The case of hundreds of kidnapped schoolgirls in Nigeria has caused widespread outcry and protests across the African continent, but what are other countries doing to assist?
In a video obtained by AFP, the leader of extremist Islamic group Boko Haram, Abubakar Shekau, demands the release of comrades currently held within Nigeria's prisons in exchange for the girls. The video appears to show the kidnapped teenagers -- aged 15 - 18 -- garbed in full-length hijab while Shekau insists they have been converted from Christianity to Islam.
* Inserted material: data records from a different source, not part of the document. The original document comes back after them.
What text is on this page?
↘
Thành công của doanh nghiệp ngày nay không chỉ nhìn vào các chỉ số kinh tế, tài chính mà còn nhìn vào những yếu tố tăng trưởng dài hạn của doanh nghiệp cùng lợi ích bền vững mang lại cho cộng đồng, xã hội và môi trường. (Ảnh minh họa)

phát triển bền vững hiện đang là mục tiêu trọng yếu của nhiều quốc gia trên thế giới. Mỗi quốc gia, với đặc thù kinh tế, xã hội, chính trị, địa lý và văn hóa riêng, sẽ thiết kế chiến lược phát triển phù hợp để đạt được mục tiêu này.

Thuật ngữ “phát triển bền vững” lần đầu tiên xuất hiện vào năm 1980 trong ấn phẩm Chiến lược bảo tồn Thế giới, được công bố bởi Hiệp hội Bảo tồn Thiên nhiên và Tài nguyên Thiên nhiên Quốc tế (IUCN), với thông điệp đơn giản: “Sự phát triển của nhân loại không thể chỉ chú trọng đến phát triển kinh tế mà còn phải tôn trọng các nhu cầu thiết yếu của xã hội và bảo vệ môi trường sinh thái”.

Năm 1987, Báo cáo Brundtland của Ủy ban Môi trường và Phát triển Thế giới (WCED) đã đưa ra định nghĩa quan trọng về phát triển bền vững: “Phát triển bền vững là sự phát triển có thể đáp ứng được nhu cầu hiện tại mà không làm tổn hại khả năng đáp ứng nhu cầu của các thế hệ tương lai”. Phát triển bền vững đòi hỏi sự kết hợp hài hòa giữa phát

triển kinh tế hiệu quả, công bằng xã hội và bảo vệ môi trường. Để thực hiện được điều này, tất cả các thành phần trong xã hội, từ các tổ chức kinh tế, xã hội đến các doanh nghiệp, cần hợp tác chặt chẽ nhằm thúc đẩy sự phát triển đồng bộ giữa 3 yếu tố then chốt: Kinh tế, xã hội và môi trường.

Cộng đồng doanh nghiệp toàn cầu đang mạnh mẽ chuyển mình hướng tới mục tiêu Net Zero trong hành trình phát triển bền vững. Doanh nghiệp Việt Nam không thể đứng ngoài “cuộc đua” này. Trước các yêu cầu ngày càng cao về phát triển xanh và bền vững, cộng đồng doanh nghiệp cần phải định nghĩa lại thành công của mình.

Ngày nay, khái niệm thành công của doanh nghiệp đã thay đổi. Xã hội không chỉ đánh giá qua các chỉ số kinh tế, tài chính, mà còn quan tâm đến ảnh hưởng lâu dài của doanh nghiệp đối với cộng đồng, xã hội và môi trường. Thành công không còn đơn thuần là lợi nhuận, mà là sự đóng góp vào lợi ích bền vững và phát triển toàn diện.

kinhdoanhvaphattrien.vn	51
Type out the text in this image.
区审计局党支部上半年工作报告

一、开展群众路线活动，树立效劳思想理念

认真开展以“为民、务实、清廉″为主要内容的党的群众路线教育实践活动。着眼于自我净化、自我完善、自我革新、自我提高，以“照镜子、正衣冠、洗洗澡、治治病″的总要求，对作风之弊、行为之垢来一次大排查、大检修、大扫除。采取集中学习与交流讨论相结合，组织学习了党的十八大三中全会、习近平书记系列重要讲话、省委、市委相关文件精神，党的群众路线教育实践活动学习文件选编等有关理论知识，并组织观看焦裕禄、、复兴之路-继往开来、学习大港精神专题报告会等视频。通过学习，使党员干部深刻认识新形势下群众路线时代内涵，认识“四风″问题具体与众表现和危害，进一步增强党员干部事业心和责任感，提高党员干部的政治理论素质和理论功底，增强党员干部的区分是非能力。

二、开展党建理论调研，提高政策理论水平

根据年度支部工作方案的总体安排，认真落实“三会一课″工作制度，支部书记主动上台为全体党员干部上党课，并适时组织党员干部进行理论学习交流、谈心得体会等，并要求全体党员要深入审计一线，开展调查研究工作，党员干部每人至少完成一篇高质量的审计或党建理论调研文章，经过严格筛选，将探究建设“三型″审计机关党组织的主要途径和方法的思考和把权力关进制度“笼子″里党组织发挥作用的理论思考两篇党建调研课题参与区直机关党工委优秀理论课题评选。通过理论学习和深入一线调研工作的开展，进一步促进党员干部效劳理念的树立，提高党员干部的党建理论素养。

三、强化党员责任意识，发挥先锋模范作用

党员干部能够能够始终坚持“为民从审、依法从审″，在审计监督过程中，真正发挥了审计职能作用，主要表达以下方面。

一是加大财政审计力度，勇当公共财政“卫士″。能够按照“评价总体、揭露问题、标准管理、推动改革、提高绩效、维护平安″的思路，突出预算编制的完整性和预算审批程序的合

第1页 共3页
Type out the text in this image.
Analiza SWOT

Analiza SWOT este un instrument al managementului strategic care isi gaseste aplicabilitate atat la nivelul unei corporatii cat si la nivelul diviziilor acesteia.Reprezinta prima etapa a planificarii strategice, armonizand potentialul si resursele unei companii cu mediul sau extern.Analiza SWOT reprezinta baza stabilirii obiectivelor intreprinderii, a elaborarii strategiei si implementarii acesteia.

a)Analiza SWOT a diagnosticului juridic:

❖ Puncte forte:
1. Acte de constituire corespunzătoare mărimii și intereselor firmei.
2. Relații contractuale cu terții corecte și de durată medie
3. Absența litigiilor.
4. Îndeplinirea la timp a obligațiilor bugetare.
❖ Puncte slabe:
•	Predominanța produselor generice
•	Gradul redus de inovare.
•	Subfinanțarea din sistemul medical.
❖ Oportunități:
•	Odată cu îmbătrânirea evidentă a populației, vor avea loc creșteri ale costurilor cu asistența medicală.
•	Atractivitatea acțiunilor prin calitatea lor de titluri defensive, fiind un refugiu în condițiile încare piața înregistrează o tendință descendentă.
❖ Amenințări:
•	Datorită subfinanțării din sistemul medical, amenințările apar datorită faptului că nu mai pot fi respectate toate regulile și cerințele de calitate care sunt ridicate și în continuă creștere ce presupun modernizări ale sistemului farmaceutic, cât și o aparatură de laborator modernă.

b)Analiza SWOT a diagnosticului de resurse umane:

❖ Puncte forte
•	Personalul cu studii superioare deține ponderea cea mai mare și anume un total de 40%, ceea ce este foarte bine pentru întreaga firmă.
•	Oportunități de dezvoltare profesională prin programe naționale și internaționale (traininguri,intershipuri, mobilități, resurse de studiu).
Some of the girls have managed to escape, but over 200 are believed to still be missing.
As Nigeria begins to accept international help to try and resolve the crisis, what are countries doing to help?
Over in the U.S., American officials announced this week that manned surveillance missions are now underway over Nigeria in hopes of locating the missing girls. As Nigeria's surveillance technology is deemed lacking, the U.S. is also sharing satellite imagery with the country.
It is likely that U.S. technology, employed through manned aerial vehicles, will also be used to intercept communications between members of Boko Haram.
The use of unmanned aerial vehicles (UAVs), is also being considered. According to the Washington Post, the U.S. "has not mobilized drones to aid the search but that commanders in Africa are exploring whether to do so." If drones are used, they will be pulled away from three U.S. military outposts in Africa, where they are currently on the hunt for the leader of the Lord's Resistance Army, Joseph Kony.
In total, 27 U.S. members of the FBI and defense and state departments have been assigned to Nigeria to assist. The U.K., France and China already have teams on the ground, and an Israeli counter-terrorism squad is en route to Nigeria.
However, as Nigeria is roughly the size of New England, discovering their whereabouts will not be an easy task.